Потому мы и здесь. Самая первая почтовая марка – «Черный пенни» (даже я о ней слышала) – была выпущена в мае 1840 года. Ты знала, что раньше пересылку писем оплачивали получатели? А если им было нечем заплатить, письмо им не отдавали. Представь, каково смотреть вслед уходящему почтальону, в сумке которого лежит приглашение на вечеринку или платежный чек, лишь потому, что у тебя с собой нет денег!
К тому же чем дальше было отправлено письмо, тем дороже стоила его пересылка. Открытка от кузины Мо из Пик-Дистрикт обошлась бы тебе в кругленькую сумму. Некий Роуленд Хилл счел такую ситуацию несправедливой. Он предложил установить одинаковую цену на всю почту и обязал оплачивать не получение, а отправку письма. Гениальная идея. Та-да! Вот и появились марки.
Мы прибыли в Бат, где находилась типография. То есть находится. И я все равно думала, что нас ждет скукотища. Но тут из завода с криками выбежал мужчина, и мы поняли, что пришли по адресу…
Мы зашли внутрь – ты хоть раз видела, чтобы Доктор уходил, увидев паникующих людей? Его уши навострились, как у пса, услыхавшего свист! Первым же делом мы увидели пару ботинок, которые высовывались из бочки с чернилами. В ботинках были ноги, а ногами заканчивалось тело. Мы достали беднягу из бочки, в процессе испачкавшись в чернилах, но он уже погиб. Утонул. Ужасно.
Мы стояли посреди помещения и думали, что делать дальше. С нас стекали чернила, словно мы только что нашли нефть. Не знаю, говорила ли я, но все склонны подозревать людей, обнаруженных рядом с трупом. Не успели мы сказать: «Раксакорикофаллапаториус», как в помещение вошли люди. Я думала, они позовут полицию (была ли полиция в 1840 году? Надо спросить Доктора) или хотя бы удивятся. Но они начали приближаться к нам, вытянув руки подобно живым мертвецам (а я много зомби успела повидать). Почти все они были одеты в заляпанные чернилами викторианские костюмы, и я решила, что эти люди причастны к смерти того бедняги.

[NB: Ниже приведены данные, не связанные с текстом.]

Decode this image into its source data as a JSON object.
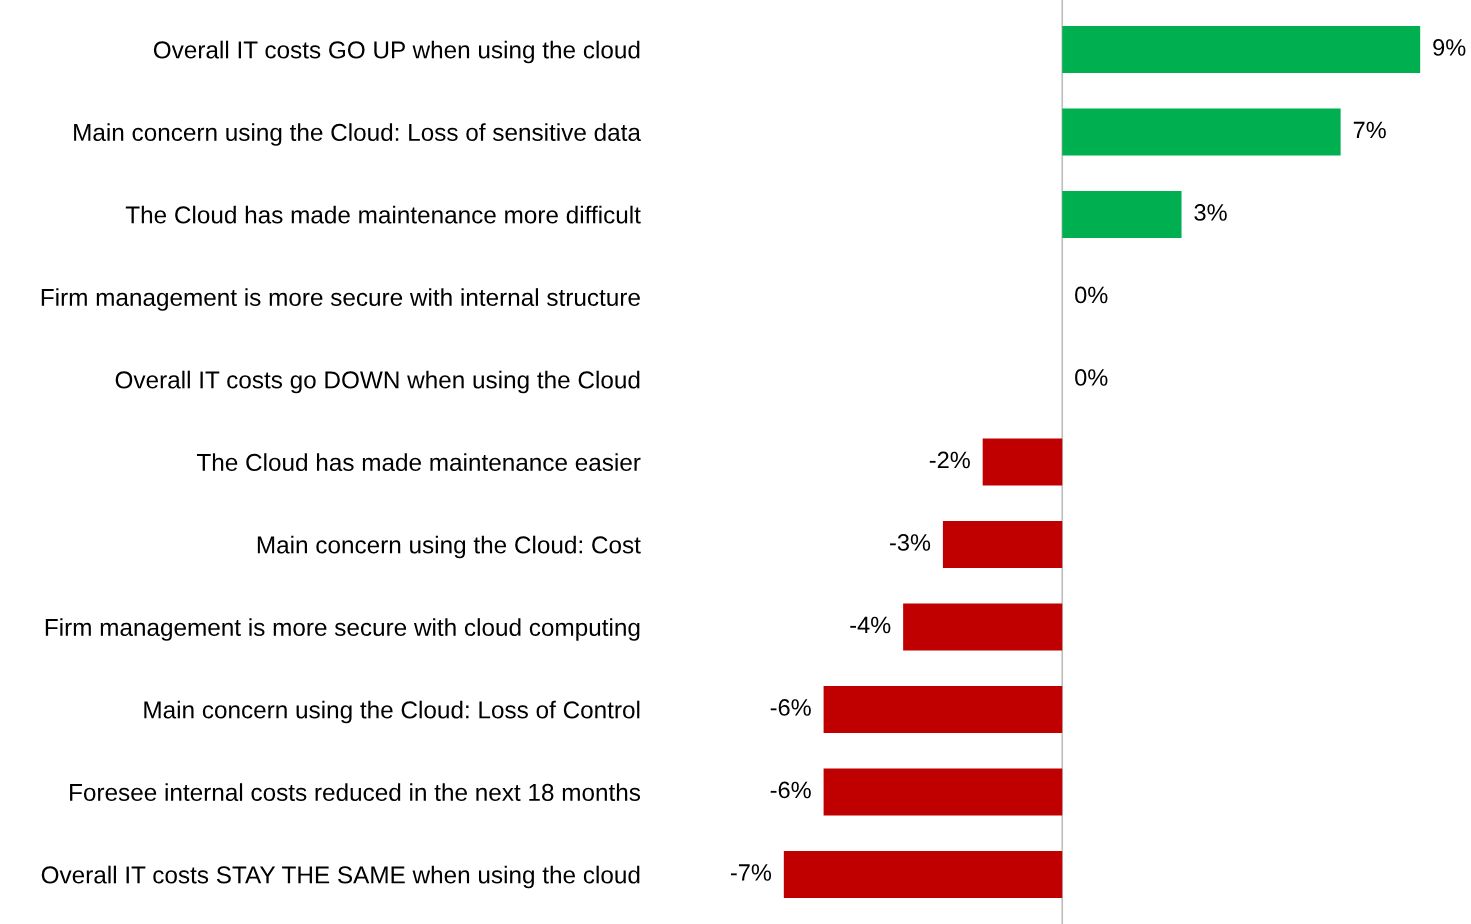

Внезапно я почувствовала скользкую чернильную руку Доктора в своей руке, и он потащил меня подальше от людей. Мы побежали – конечно же, не к выходу из здания, а к другой двери, – и оказались в мастерской. В ней находились десять-одиннадцать печатных станков – здоровенных машин из дерева и металла – и куча огромных пачек бумаги. На стенах сушились новенькие «Черные пенни». Множество профилей королевы Виктории взирали на марки слева от них. Я знала, что это королева Виктория, но для меня она выглядела по-другому. Доктор объяснил, что этот профиль рисовали, когда она только взошла на престол, а когда мы с ней познакомились (я же говорила, что мы с ней знакомы? она меня чуток пугала), она была на сорок лет старше.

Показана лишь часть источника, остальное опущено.